Cerca del cadáver, en el barro, se veía un revólver.

Launders interrogaba a los testigos.

—¿A dónde fue Archer?

Un hombre señaló la fachada casi suntuosa del «Hamper Gambling», una casa de juego que ocupaba las dos plantas de un edificio en la encrucijada de la Main Street con la avenida Thomes.

Otro de los hombres que formaban corro aclaró:

—Hubo un herido. Cuando Lusty disparó no le dio a Archer, pero alcanzó a un hombre que pasaba por aquella esquina.

—¿Quién es el hombre?

—No le conozco. Le cogieron entre varios y se lo llevaron corriendo a casa del doctor.

Launders soltó un gruñido y giró sobre sus tacones, acabando de cruzar la calle en dirección al pórtico del «Hamper». Pike le siguió, curioso por ver cómo resolvía el sheriff aquel asunto.
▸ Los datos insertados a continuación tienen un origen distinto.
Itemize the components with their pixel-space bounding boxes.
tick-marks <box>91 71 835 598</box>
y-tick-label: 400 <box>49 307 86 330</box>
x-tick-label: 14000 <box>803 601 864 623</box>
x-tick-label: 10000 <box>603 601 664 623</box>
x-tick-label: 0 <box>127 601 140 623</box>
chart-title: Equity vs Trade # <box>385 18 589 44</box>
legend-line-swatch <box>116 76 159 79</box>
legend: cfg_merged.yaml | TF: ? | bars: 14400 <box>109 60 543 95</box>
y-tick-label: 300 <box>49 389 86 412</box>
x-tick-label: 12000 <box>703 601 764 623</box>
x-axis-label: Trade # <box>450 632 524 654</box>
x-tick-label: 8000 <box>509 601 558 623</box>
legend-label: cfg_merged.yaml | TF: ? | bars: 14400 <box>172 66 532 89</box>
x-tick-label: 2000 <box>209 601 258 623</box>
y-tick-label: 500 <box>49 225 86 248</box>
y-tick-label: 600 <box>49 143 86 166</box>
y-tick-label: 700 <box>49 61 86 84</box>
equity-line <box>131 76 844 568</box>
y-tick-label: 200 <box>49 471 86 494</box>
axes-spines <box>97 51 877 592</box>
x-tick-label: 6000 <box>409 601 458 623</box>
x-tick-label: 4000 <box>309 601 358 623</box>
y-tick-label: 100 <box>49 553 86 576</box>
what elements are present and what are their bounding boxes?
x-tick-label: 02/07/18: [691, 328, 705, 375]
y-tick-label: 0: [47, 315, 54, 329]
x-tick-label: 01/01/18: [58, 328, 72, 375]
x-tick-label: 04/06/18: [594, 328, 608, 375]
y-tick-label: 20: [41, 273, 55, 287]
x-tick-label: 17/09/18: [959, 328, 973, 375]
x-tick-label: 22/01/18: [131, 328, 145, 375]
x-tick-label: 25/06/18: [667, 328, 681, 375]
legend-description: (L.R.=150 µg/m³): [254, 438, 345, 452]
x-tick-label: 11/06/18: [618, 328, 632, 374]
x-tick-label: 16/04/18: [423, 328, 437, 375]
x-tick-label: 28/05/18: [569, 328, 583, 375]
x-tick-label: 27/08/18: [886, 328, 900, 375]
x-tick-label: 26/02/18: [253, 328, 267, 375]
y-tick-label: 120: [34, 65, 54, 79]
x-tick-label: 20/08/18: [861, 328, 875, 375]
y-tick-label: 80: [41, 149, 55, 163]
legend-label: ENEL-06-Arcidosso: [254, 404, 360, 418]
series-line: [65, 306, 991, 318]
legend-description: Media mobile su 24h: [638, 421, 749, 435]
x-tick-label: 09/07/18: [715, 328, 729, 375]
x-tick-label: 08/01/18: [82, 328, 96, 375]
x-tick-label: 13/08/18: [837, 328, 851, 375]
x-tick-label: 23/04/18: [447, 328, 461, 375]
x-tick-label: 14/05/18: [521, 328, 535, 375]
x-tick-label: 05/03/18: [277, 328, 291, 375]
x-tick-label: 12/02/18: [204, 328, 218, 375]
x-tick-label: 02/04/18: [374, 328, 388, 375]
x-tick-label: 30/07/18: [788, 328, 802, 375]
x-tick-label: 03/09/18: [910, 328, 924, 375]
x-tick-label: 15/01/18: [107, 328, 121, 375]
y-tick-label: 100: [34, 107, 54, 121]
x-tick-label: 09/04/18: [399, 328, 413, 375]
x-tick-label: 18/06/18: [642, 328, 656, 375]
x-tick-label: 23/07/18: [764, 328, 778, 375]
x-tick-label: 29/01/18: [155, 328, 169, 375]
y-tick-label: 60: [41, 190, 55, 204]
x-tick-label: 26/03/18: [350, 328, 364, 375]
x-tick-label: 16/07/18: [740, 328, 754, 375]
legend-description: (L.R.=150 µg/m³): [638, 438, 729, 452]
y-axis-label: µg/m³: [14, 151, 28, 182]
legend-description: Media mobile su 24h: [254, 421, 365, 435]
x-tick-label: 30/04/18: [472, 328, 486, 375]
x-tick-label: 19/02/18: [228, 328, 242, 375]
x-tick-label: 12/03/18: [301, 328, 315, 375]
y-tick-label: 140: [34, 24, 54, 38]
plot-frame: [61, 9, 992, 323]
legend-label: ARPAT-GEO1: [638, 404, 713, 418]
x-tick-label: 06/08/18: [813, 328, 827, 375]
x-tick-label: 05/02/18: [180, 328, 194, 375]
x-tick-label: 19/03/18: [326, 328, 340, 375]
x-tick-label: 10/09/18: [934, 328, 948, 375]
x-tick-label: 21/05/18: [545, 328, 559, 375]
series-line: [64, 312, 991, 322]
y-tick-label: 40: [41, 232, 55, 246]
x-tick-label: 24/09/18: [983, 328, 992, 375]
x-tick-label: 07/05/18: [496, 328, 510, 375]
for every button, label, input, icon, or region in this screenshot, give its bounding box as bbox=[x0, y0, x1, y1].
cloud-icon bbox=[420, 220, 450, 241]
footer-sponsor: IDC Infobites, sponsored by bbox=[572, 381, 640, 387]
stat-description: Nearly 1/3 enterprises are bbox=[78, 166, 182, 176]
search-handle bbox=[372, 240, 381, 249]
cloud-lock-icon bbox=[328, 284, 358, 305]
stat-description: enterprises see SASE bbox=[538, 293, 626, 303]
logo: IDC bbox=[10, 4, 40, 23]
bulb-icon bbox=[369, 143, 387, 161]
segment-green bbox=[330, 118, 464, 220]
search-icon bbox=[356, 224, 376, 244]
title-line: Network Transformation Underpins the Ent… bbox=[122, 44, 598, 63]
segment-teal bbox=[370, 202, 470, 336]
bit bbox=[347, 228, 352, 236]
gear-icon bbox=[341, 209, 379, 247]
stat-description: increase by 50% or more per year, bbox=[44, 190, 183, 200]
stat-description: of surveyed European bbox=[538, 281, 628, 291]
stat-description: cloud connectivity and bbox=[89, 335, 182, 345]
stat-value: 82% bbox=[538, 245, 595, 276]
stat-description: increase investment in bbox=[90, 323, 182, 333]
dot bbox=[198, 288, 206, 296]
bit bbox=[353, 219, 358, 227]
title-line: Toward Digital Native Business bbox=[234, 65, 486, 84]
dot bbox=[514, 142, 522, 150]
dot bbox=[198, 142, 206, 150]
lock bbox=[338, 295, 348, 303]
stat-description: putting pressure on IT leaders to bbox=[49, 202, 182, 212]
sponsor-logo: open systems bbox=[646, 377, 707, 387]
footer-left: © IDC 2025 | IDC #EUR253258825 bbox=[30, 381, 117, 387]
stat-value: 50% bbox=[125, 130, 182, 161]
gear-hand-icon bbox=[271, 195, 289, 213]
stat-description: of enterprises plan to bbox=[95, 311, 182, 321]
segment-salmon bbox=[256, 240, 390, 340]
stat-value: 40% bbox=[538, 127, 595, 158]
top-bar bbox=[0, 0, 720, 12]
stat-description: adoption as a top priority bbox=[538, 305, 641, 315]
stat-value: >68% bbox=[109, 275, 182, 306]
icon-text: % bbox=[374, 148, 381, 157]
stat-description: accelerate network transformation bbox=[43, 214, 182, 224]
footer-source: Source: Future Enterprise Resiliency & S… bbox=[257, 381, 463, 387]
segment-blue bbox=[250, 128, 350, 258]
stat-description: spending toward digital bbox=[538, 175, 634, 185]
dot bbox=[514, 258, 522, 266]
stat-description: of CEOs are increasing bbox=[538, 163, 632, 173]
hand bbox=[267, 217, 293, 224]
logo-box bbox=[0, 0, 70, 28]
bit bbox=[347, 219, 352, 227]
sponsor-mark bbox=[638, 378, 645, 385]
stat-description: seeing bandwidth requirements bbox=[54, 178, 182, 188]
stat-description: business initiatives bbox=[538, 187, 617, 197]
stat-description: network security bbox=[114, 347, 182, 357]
«Long» Archer se encontraba solo ante el largo mostrador de reluciente caoba, que era casi lo primero que el parroquiano se echaba a la cara al entrar en el edificio. Era un hombre de unos treinta años, desmesuradamente alto y extremadamente delgado, con un bigotito antipático sobre los crueles labios, y una crencha de pelo grasiento escapando por debajo de su sombrero negro de curvadas alas.

Long abandonó el vaso de whisky que tenía en la mano y se encaró con Launders, como dispuesto a dejar claras las cosas desde un principio.

—Hola, Launders —saludó sombríamente—. Supongo sabrás ya lo que ocurrió. Fue una pelea limpia. Le di a Lusty amplias oportunidades. Él cayó con la pistola en la mano. Todavía llegó a disparar.

—Sí —repuso Launders secamente—. Lusty disparó y alcanzó a un transeúnte que pasaba por la esquina.

—No me di cuenta de eso.

—Pues ocurrió. No sé quién es el hombre ni cuál es su estado, pero será mejor que abandones la ciudad ahora mismo. Los duelos están prohibidos en Cheyenne… y las cosas podrían ponerse feas para ti si ese hombre llegara a morir.

—¡Pero si no fui yo quien le hirió! —protestó Archer.

—El fiscal no querrá saber quién le hirió. Lo cierto es que resultó alcanzado el individuo, y culpa tuya es, tanto como de Lusty. Sólo que estando Lusty muerto, tú vas a cargar con el paquete. ¿Está suficientemente claro? Pues andando, ¡lárgate!

El largo y siniestro Archer guardó sombrío silencio. Uno de los jóvenes ayudante de Launders, Dan Attwood entró en este momento y fue junto al sheriff.

Launders se dirigió entonces a su ayudante:

—Dan, acompaña a Archer. Si no tiene caballo propio búscale uno alquilado. Asegúrate de que abandona la ciudad antes de media hora. Voy a ver que ha sido de ese. transeunte que resultó herido.

Launders dio media vuelta y abandonó rápidamente el local.

Junto al mostrador, «Long». Archer hizo una mueca de contrariedad. Tomó su vaso, se echó el whisky al coleto de un trago y sacó una moneda del bolsillo.

—Buen viaje, Archer —dijo el barman cogiendo la moneda que el pistolero le arrojaba—. Esperamos que regreses pronto.

Archer salió seguido del «deputy» y Pike Stelle les siguió a su vez hasta la calle. Los dos hombres se alejaron en dirección a las cuadras de Hook. El cadáver de Lusty seguía tendido en mitad de la calle. Alguien había echado sobre él una manta, de la cual asomaban las punteras de los zapatos apuntando al cielo.

Pike regresó a «La Pequeña China» para reunirse con la señorita Towner.